In summary, the evaluation of cosmetic outcomes, pain levels, and swallowing function following endoscopic thyroidectomy primarily relies on patient-reported assessments. Notably, endoscopic thyroidectomy generally yields superior cosmetic results when compared to traditional open thyroidectomy. After endoscopic thyroidectomy, the pain is typically either greater or comparable to what is observed in open surgery. The commonly employed methods for assessing the overall quality of life in these patients include the SF-36 short form, the SF-12 short form, the thyroid surgery-specific questionnaire, and the THYCA-QOL survey. The quality of life following endoscopic surgery tends to exhibit improvements, or at the very least, is on par with open thyroid thyroidectomy. This is particularly evident in domains such as general health, emotional well-being, and vitality. However, when comparing various endoscopic techniques, no statistically significant differences in overall quality of life emerge. Voice outcome evaluations are typically performed through laryngoscopy in conjunction with the VHI-10 questionnaire. The review has certain limitations that should be acknowledged. It did not specifically focus on the analysis of a particular aspect or assessment tool. Future research endeavors are warranted to conduct a more in-depth comparison of various tools.

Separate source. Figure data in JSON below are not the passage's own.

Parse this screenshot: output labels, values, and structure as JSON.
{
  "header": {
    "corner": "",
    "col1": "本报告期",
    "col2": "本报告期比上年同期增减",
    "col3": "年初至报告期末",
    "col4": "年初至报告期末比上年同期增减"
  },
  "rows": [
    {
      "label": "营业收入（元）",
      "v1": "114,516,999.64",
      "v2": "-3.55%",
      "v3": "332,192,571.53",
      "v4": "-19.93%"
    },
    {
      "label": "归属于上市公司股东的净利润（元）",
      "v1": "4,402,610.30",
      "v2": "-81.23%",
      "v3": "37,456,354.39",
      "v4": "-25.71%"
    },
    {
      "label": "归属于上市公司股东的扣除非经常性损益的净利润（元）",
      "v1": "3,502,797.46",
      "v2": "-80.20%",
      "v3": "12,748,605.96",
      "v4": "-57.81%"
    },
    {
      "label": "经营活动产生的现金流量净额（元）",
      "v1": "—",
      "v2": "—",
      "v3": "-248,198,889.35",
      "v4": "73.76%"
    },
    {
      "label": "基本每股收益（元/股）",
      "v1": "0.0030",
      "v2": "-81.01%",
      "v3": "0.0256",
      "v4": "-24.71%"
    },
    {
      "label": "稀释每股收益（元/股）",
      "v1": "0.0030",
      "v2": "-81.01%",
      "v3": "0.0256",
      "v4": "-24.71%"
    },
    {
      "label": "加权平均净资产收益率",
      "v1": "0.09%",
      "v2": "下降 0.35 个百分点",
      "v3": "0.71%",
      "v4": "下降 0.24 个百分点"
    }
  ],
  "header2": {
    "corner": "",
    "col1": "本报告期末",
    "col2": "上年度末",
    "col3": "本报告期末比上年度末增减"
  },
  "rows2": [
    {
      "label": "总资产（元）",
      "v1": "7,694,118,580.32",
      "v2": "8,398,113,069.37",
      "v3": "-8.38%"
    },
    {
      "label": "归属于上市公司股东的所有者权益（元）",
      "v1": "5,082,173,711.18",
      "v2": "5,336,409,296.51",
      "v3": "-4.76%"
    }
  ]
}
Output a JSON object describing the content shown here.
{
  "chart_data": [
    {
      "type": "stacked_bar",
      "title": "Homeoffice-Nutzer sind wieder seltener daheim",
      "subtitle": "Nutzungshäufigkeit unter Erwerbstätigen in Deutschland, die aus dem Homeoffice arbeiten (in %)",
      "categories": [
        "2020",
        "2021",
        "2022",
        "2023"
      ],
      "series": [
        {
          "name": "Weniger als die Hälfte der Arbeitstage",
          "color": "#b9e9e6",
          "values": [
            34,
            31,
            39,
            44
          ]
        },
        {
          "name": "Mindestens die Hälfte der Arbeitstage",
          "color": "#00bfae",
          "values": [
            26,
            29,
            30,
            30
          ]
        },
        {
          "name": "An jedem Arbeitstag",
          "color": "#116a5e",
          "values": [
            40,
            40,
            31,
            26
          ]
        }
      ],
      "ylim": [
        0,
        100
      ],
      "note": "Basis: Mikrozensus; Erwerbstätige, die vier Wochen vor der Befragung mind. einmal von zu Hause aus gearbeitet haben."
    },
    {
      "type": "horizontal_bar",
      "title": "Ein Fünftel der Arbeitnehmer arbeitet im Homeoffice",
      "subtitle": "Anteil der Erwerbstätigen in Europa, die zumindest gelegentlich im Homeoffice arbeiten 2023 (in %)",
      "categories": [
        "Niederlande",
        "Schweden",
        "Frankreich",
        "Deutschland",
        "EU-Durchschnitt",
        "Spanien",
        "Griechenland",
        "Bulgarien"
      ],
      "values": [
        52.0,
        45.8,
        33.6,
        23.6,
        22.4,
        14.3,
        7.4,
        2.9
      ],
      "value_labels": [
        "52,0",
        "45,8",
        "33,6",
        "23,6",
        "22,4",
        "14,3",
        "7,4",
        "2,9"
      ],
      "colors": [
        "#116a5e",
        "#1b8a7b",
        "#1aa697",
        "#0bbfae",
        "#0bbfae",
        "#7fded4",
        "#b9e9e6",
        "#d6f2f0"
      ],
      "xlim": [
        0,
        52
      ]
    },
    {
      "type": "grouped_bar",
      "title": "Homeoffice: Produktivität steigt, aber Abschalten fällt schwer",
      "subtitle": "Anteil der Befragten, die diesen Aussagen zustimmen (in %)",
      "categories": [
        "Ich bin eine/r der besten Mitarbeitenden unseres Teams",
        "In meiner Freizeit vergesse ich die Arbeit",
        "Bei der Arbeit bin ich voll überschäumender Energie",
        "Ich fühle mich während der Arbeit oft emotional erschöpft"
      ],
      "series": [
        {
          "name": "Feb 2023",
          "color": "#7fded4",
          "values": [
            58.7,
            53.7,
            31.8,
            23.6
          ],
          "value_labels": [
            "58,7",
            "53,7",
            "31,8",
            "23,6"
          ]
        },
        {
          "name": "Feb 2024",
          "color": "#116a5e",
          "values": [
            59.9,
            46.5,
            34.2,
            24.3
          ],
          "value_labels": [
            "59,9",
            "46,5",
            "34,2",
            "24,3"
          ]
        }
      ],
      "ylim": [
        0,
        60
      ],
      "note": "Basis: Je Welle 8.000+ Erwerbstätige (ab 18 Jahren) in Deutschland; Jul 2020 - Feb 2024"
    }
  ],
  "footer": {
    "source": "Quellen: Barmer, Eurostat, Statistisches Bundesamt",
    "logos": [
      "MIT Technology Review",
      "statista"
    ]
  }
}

Incorporating the perspectives of surgeons, observers, and patients would offer significant advantages in assessing cosmetic outcomes. Moreover, beyond the feasibility and safety of a novel surgical approach, it is imperative to evaluate sensory alterations and quality of life, which is important in shaping patients’ choices regarding their surgical approach and the general applicability of the procedure. The potential damage to the recurrent laryngeal nerve can easily go unnoticed. For endoscopic thyroidectomy, the conventional postoperative measures of laryngoscopy and voice function assessment tend to be insufficient.